The national retailer, a division of Sears Holdings Corp., rolled out some of the first national TV ads of their kind Nov. 19 on Nick at Nite and TV Land. The campaign, using technology from Visible World, let the marketer target different segments of the networks' audiences.
Tara Walpert, president of Visible World, said Kmart wanted to take advantage of the platform's rapid-response capability, which allows a marketer to change its creative on a dime. This came in especially handy for ads running on Nick at Nite, which sees different demographics tuning in to its programming as the prime-time programming schedule progresses.
"The demographics changed relatively significantly as you move throughout the evening. Whether it is parents or kids or a predominantly female audience, you can imagine the different skews from 8 p.m. to 11 p.m. can be pretty significant," Ms. Walpert said.
Kmart was able to use a series of 14 spots to target its sales messages on Nick at Nite and TV Land, part of the the MTV cable networks, to different audiences. MTV first announced its deal with Visible World to create targeted ads earlier this year, and has been gradually deploying small executions ever since. At the time of the announcement, Hank Close, MTV Networks' president-ad sales, told Ad Age that prior to the Visible World deal, he was hearing significant interest in real-time advertising in recent discussions with automotive, retail and movie-studio marketers.
"This really takes us to a place where TV has some of the tools and abilities you have in the online world and the digital world," he said.
More ads to come
Ms. Walpert said more widespread usage of the technology across the MTV Networks would follow at the top of first-quarter 2008.
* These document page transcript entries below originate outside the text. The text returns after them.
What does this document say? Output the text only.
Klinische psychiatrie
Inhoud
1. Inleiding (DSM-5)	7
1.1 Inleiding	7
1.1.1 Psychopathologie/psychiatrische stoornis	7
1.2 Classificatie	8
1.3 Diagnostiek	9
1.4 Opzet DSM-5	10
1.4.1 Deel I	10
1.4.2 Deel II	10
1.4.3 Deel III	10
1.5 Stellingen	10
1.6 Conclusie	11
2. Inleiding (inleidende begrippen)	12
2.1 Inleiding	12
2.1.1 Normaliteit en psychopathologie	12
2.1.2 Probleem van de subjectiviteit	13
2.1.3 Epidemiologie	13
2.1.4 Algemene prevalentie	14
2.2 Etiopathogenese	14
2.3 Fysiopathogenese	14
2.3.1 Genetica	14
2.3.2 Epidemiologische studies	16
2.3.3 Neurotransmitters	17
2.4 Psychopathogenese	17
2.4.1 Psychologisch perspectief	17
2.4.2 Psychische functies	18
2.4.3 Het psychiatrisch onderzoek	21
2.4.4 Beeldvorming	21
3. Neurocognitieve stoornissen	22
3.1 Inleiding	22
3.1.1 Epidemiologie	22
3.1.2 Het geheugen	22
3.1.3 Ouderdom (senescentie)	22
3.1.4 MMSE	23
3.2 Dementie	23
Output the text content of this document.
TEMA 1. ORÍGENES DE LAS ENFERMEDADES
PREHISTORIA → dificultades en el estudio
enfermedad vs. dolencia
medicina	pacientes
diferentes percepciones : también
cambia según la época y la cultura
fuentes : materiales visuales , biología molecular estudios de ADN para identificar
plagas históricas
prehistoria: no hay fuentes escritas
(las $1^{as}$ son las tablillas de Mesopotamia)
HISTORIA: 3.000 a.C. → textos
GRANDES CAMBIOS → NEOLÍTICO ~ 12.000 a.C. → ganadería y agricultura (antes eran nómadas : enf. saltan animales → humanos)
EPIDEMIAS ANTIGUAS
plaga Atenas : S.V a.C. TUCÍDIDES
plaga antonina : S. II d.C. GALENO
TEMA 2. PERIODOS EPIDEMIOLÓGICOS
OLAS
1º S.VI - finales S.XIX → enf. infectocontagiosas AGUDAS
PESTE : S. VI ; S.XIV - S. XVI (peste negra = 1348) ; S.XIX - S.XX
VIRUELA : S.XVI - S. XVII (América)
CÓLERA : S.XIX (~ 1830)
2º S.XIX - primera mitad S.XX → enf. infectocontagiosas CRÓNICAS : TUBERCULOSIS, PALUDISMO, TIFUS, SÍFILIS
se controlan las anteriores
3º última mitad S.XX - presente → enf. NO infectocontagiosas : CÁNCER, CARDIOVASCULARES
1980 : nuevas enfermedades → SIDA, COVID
The first major campaign to use Visible World technology came at the end of 2006, when Wendy's ran a series of ads featuring raccoons who provided running commentary on a football game that aired on Fox Sports.
"The advantage to Wendy's was all of a sudden they had a live story," Ms. Walpert said at the time. "And the advantage to Fox was Wendy's was willing to invest in more spots because they knew they weren't going to wear out their audience with the same commercial."
In addition to automotive, retail and movie studios, Ms. Walpert added that financial services and direct-response marketers could also take advantage of the technology to promote different aspects of their products against specific demographics. A major bank, for example, could "take into account what's going on in the market, promoting messages on security and liability."